Performance Profiling C++ Applications in Production
Practical techniques for identifying bottlenecks in C++ systems using perf, Valgrind, and custom instrumentation - without impacting production throughput.
Share
Production profiling in C++ requires tools that add minimal overhead while providing actionable insights. Here’s the toolkit I rely on.

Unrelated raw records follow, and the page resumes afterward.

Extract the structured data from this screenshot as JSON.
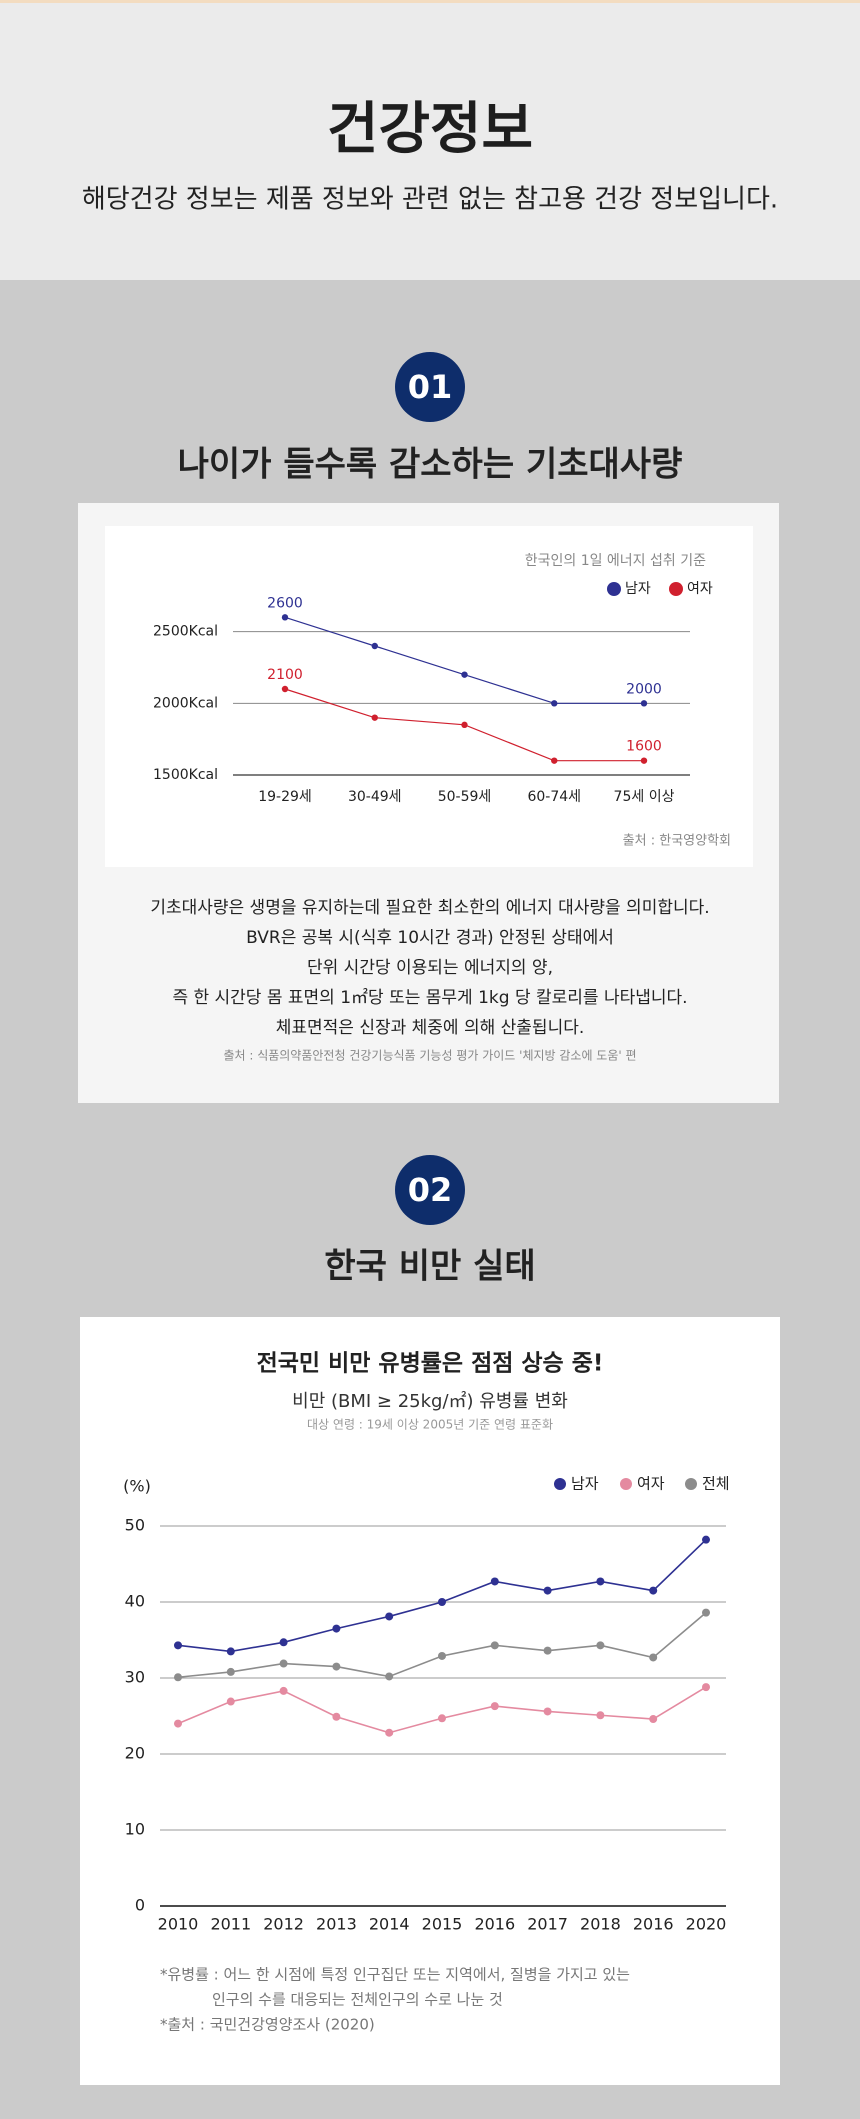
{
  "header": {
    "title": "건강정보",
    "subtitle": "해당건강 정보는 제품 정보와 관련 없는 참고용 건강 정보입니다."
  },
  "section1": {
    "number": "01",
    "heading": "나이가 들수록 감소하는 기초대사량",
    "description": [
      "기초대사량은 생명을 유지하는데 필요한 최소한의 에너지 대사량을 의미합니다.",
      "BVR은 공복 시(식후 10시간 경과) 안정된 상태에서",
      "단위 시간당 이용되는 에너지의 양,",
      "즉 한 시간당 몸 표면의 1㎡당 또는 몸무게 1kg 당 칼로리를 나타냅니다.",
      "체표면적은 신장과 체중에 의해 산출됩니다."
    ],
    "description_source": "출처 : 식품의약품안전청 건강기능식품 기능성 평가 가이드 '체지방 감소에 도움' 편"
  },
  "section2": {
    "number": "02",
    "heading": "한국 비만 실태",
    "footnotes": [
      "*유병률 : 어느 한 시점에 특정 인구집단 또는 지역에서, 질병을 가지고 있는",
      "인구의 수를 대응되는 전체인구의 수로 나눈 것",
      "*출처 : 국민건강영양조사 (2020)"
    ]
  },
  "chart_data": [
    {
      "type": "line",
      "subtitle": "한국인의 1일 에너지 섭취 기준",
      "source": "출처 : 한국영양학회",
      "categories": [
        "19-29세",
        "30-49세",
        "50-59세",
        "60-74세",
        "75세 이상"
      ],
      "series": [
        {
          "name": "남자",
          "color": "#2e3192",
          "values": [
            2600,
            2400,
            2200,
            2000,
            2000
          ],
          "value_labels": [
            "2600",
            null,
            null,
            null,
            "2000"
          ]
        },
        {
          "name": "여자",
          "color": "#d0202e",
          "values": [
            2100,
            1900,
            1850,
            1600,
            1600
          ],
          "value_labels": [
            "2100",
            null,
            null,
            null,
            "1600"
          ]
        }
      ],
      "ylim": [
        1500,
        2700
      ],
      "yticks": [
        {
          "value": 1500,
          "label": "1500Kcal"
        },
        {
          "value": 2000,
          "label": "2000Kcal"
        },
        {
          "value": 2500,
          "label": "2500Kcal"
        }
      ],
      "grid": true,
      "legend": "top-right"
    },
    {
      "type": "line",
      "title": "전국민 비만 유병률은 점점 상승 중!",
      "subtitle": "비만 (BMI ≥ 25kg/㎡) 유병률 변화",
      "note": "대상 연령 : 19세 이상 2005년 기준 연령 표준화",
      "y_label": "(%)",
      "categories": [
        "2010",
        "2011",
        "2012",
        "2013",
        "2014",
        "2015",
        "2016",
        "2017",
        "2018",
        "2016",
        "2020"
      ],
      "series": [
        {
          "name": "남자",
          "color": "#2e3192",
          "values": [
            34.3,
            33.5,
            34.7,
            36.5,
            38.1,
            40.0,
            42.7,
            41.5,
            42.7,
            41.5,
            48.2
          ]
        },
        {
          "name": "여자",
          "color": "#e48aa0",
          "values": [
            24.0,
            26.9,
            28.3,
            24.9,
            22.8,
            24.7,
            26.3,
            25.6,
            25.1,
            24.6,
            28.8
          ]
        },
        {
          "name": "전체",
          "color": "#8c8c8c",
          "values": [
            30.1,
            30.8,
            31.9,
            31.5,
            30.2,
            32.9,
            34.3,
            33.6,
            34.3,
            32.7,
            38.6
          ]
        }
      ],
      "ylim": [
        0,
        50
      ],
      "yticks": [
        0,
        10,
        20,
        30,
        40,
        50
      ],
      "grid": true,
      "legend": "top-right"
    }
  ]
}
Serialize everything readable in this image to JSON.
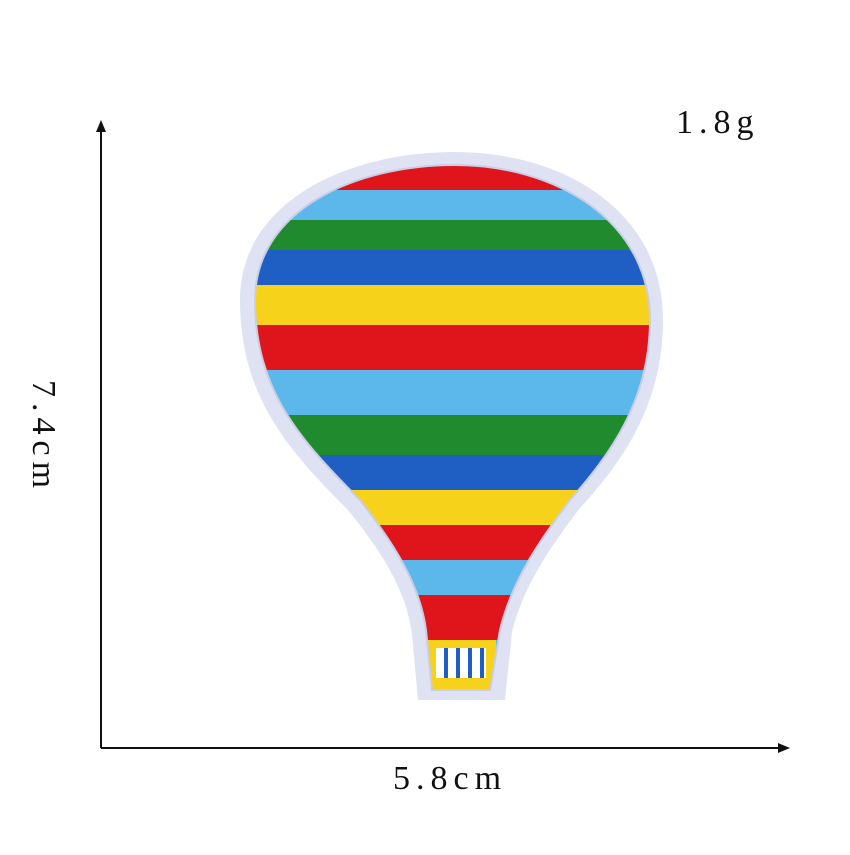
{
  "product": {
    "weight": "1.8g",
    "width": "5.8cm",
    "height": "7.4cm",
    "palette": {
      "red": "#e0151b",
      "yellow": "#f7d21a",
      "blue": "#1f5fc4",
      "light_blue": "#5cb8ea",
      "green": "#1f8a2e",
      "border": "#d9dcef"
    }
  }
}
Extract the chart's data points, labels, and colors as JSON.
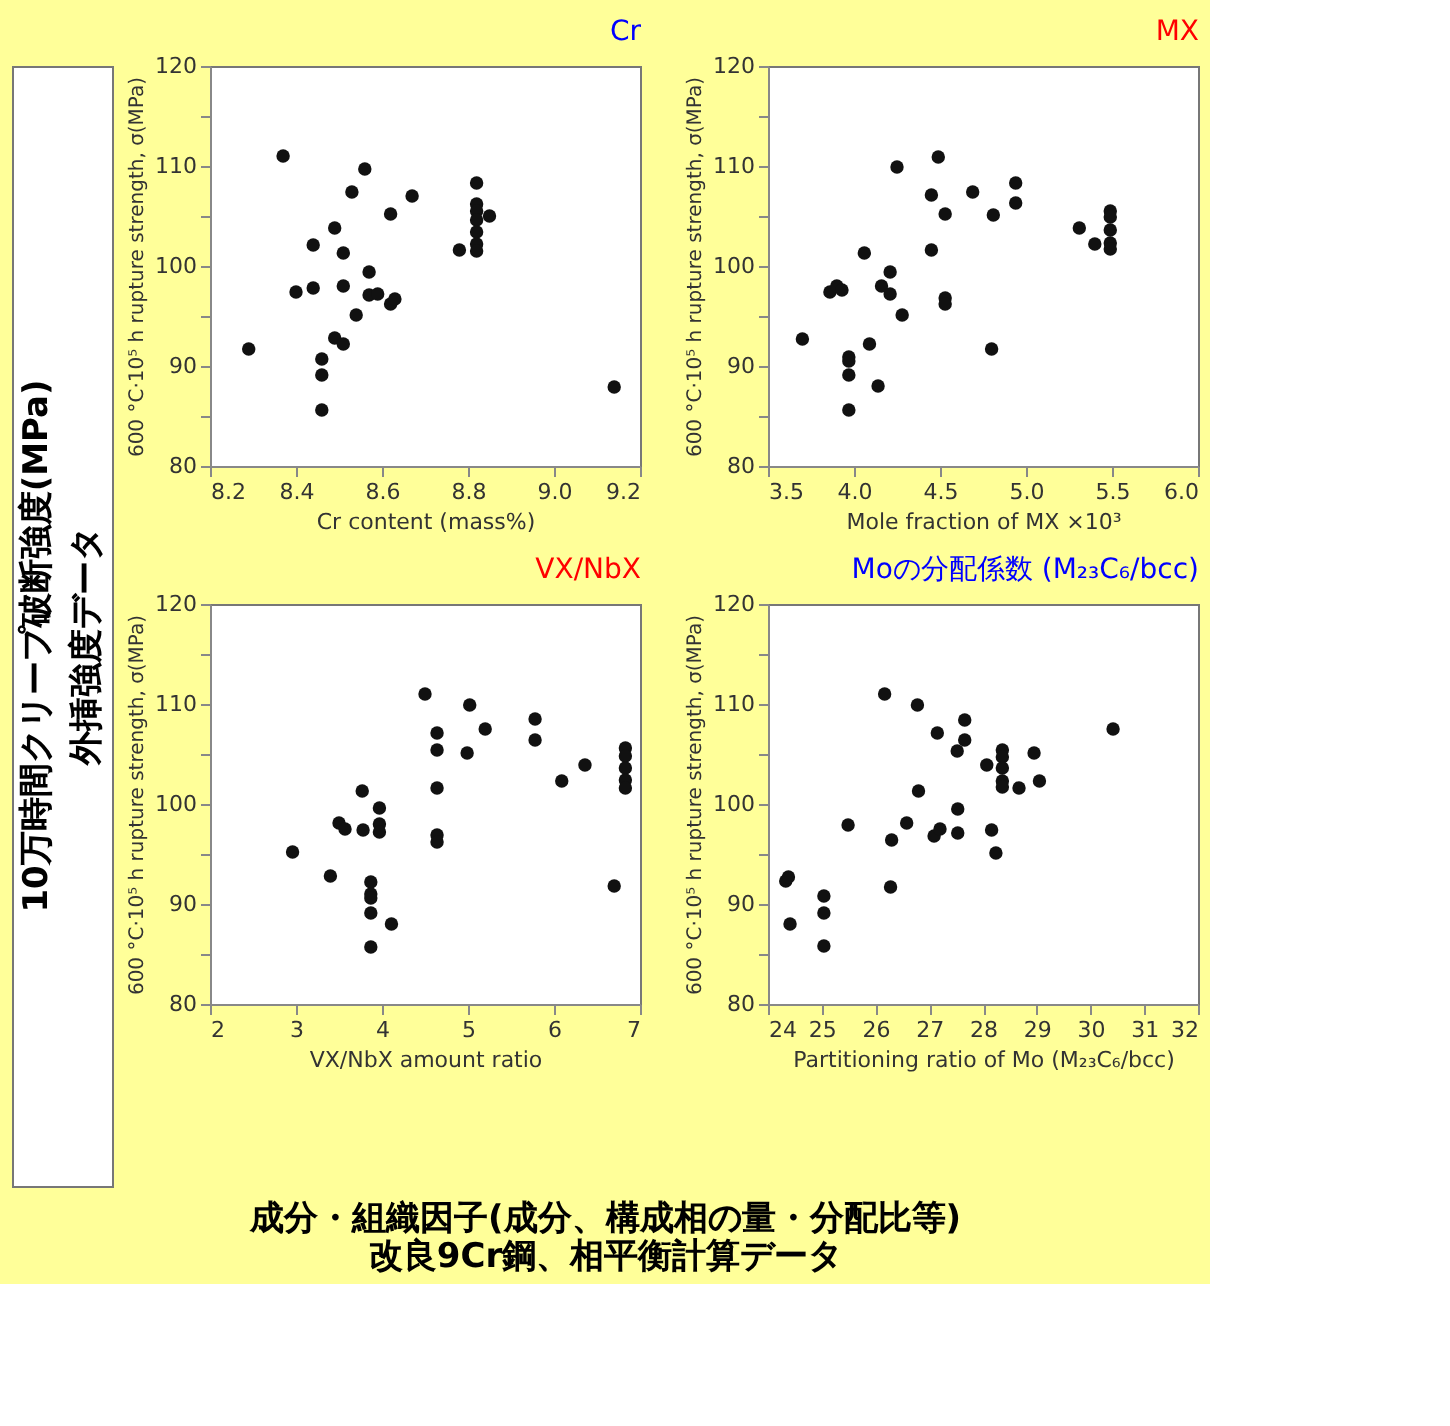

Using perf for CPU Profiling
perf is the go-to for CPU-bound analysis:
# Record for 30 seconds with call-graph info
perf record -g -p $(pidof myapp) -- sleep 30
# Generate a flame graph
perf script | stackcollapse-perf.pl | flamegraph.pl > flame.svg
Memory Profiling with Valgrind
For memory leak detection in staging environments:
#include <memory>
#include <vector>
class ConnectionPool {
public:
void addConnection() {
// Use unique_ptr to prevent leaks
connections_.push_back(
std::make_unique<Connection>(config_)
);
}
size_t activeCount() const {
return connections_.size();
}
private:
Config config_;
std::vector<std::unique_ptr<Connection>> connections_;
};
Custom Instrumentation
For production, build lightweight instrumentation directly into your code:
class ScopedTimer {
public:
explicit ScopedTimer(const std::string& name)
: name_(name), start_(std::chrono::high_resolution_clock::now()) {}
~ScopedTimer() {
auto end = std::chrono::high_resolution_clock::now();
auto duration = std::chrono::duration_cast<
std::chrono::microseconds>(end - start_);
metrics::record(name_, duration.count());
}
private:
std::string name_;
std::chrono::time_point<std::chrono::high_resolution_clock> start_;
};
// Usage
void processRequest(const Request& req) {
ScopedTimer timer("process_request");
// ... hot path code
}
Key principle: Profile with production traffic patterns, not synthetic benchmarks. Micro-benchmarks lie.